Published in New Matilda, 24th Jan 2006

The Australian government late last year passed legislation making it an offence for citizens to give comfort to the enemy. This is presumably because they believe they are not the enemy. Yet, it has been a reasonable libertarian position that the government is the enemy of democracy. I presume that libertarians will now believe that the government is no longer the enemy, democracy has no enemies or we had to do away with democracy in order to protect it from the enemy, or perhaps all three.

The Federal government has made it an offence to spread disaffection against all manner of posh people including that rich old lady who lives in England and believes she is our Head of State. It is also now illegal to spread disaffection against the people who believe she is the head of our government and any of their rich hangers-on, whether they give a toss about who is head of government, so long as the basis for their accumulating wealth is not questioned.

Before this recent legislation it might have been possible to question the legitimacy of the invasion of this land, the dispossession of the original owners, even the continuing occupation. I suppose that such debates have been “washed away by the tide of history”. At least the legal situation is now clarified and the descendants of the original owners, who we have not been able to incarcerate, have been given fair notice that any murmurings of discontent will remove all previous obstacles to jailing them.

Asylum seekers, who are experiencing all the amenities of the Baxter Holiday Resort – for people we don’t want but can’t deport – had better not complain about being slowly driven mad or they may find that they too are accused of spreading disaffection. Such an accusation (proof is no longer required) could mean that even if they are found to be refugees, they will be denied a permit to stay.

One of the problems that some people are having is that they are not entirely sure what the government has agreed to do with our allies. Are Australians expected to support torture in Abu Gharib, Guantamo Bay, Diego Garcia and Bagram in Afghanistan? Are we expected to support the CIA’s special renditions of terrorist suspects? Are we expected to support aerial assassinations of villagers in the tribal areas of Pakistan, the West Bank and Iraq? Will we take part in bombing Iran and Syria? Will we support the ongoing suppression of West Papuan people by Kompassas troops? Loyal citizens should not be troubled by such questions: our government would not do these things if they were wrong.

May be, the government is not being hard enough on those who would spread disaffection or comfort the enemy. At the moment, a police officer, or some other official, has to suspect that someone might, at some time, do something, say something or think about doing something which might in some way cause offence. The legislation would be far easier to administer if these officials had only to assert that they had a slight feeling of unease about the person, the members of a religious group or an ethnic group before they could be rounded up and jailed. New South Wales, after all, has given its police the power to lock down entire suburbs.
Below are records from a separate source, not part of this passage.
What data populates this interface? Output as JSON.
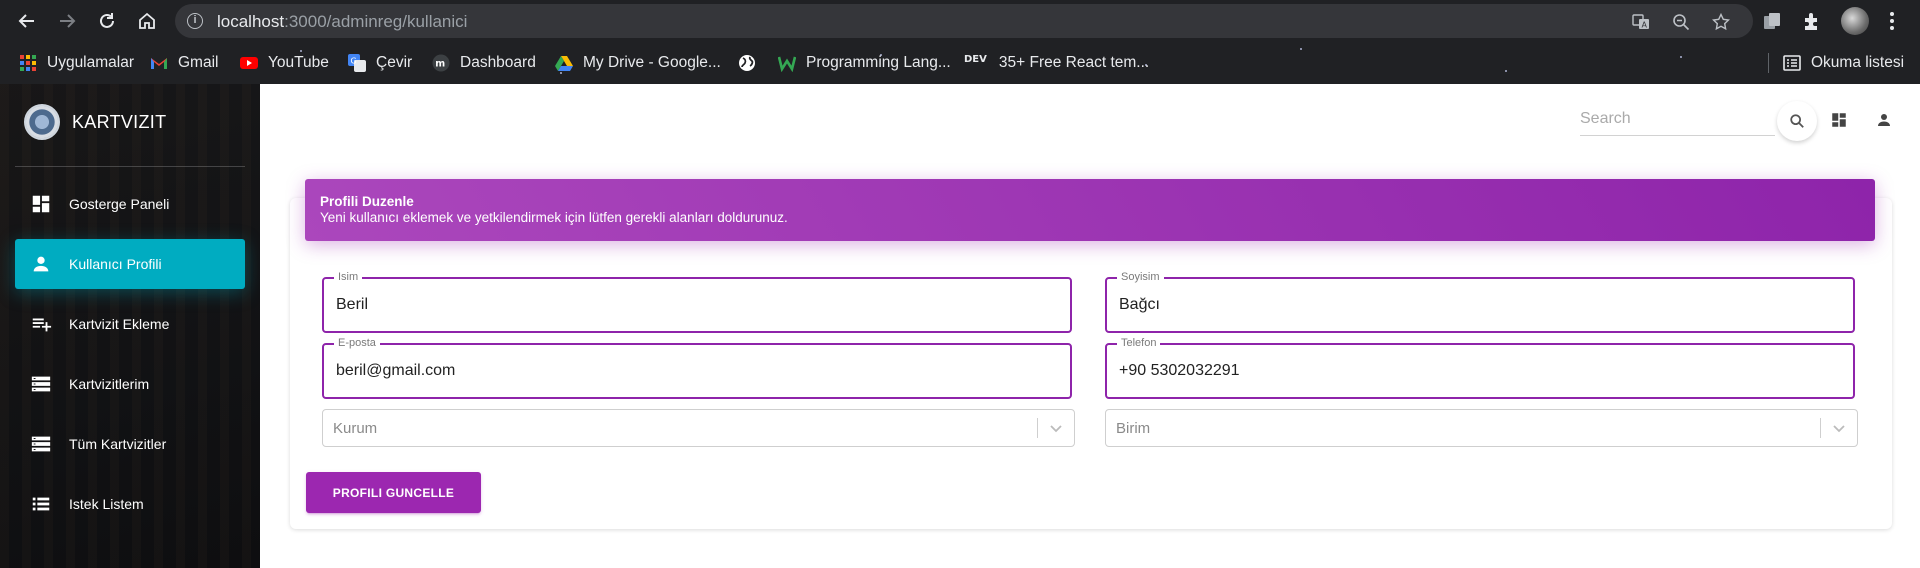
{
  "browser": {
    "url_host": "localhost",
    "url_rest": ":3000/adminreg/kullanici",
    "bookmarks": [
      {
        "label": "Uygulamalar",
        "icon": "apps-grid-icon"
      },
      {
        "label": "Gmail",
        "icon": "gmail-icon"
      },
      {
        "label": "YouTube",
        "icon": "youtube-icon"
      },
      {
        "label": "Çevir",
        "icon": "translate-icon"
      },
      {
        "label": "Dashboard",
        "icon": "dashboard-site-icon"
      },
      {
        "label": "My Drive - Google...",
        "icon": "google-drive-icon"
      },
      {
        "label": "",
        "icon": "globe-icon"
      },
      {
        "label": "Programming Lang...",
        "icon": "w-site-icon"
      },
      {
        "label": "35+ Free React tem...",
        "icon": "dev-icon"
      }
    ],
    "reading_list": "Okuma listesi",
    "dev_badge": "DEV"
  },
  "sidebar": {
    "brand": "KARTVIZIT",
    "items": [
      {
        "label": "Gosterge Paneli",
        "icon": "dashboard-icon",
        "active": false
      },
      {
        "label": "Kullanıcı Profili",
        "icon": "person-icon",
        "active": true
      },
      {
        "label": "Kartvizit Ekleme",
        "icon": "playlist-add-icon",
        "active": false
      },
      {
        "label": "Kartvizitlerim",
        "icon": "storage-icon",
        "active": false
      },
      {
        "label": "Tüm Kartvizitler",
        "icon": "storage-icon",
        "active": false
      },
      {
        "label": "Istek Listem",
        "icon": "list-icon",
        "active": false
      }
    ]
  },
  "topbar": {
    "search_placeholder": "Search"
  },
  "form": {
    "header_title": "Profili Duzenle",
    "header_subtitle": "Yeni kullanıcı eklemek ve yetkilendirmek için lütfen gerekli alanları doldurunuz.",
    "first_name": {
      "label": "Isim",
      "value": "Beril"
    },
    "last_name": {
      "label": "Soyisim",
      "value": "Bağcı"
    },
    "email": {
      "label": "E-posta",
      "value": "beril@gmail.com"
    },
    "phone": {
      "label": "Telefon",
      "value": "+90 5302032291"
    },
    "institution": {
      "placeholder": "Kurum"
    },
    "unit": {
      "placeholder": "Birim"
    },
    "submit_label": "PROFILI GUNCELLE"
  },
  "colors": {
    "accent_purple": "#9c27b0",
    "active_cyan": "#00acc1",
    "chrome_bg": "#202124"
  }
}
The present legislation is useful in that the Commonwealth officials don’t have to tell the accused person what they are suspected of having done or are planning to do. Given the lengths to which some lawyers are prepared to go in an attempt to establish the innocence of some suspects, this added secrecy is vital. Clearly, the guilty know what they’ve done – so they don’t need to be told.

Despite the substantial steps taken so far, the legislation needs to be enhanced in two significant regards. Two new offences should be added to the existing armoury. The first should be “failing to plead guilty as charged” and the second “attempting to prove innocence”. Both should carry mandatory life sentences.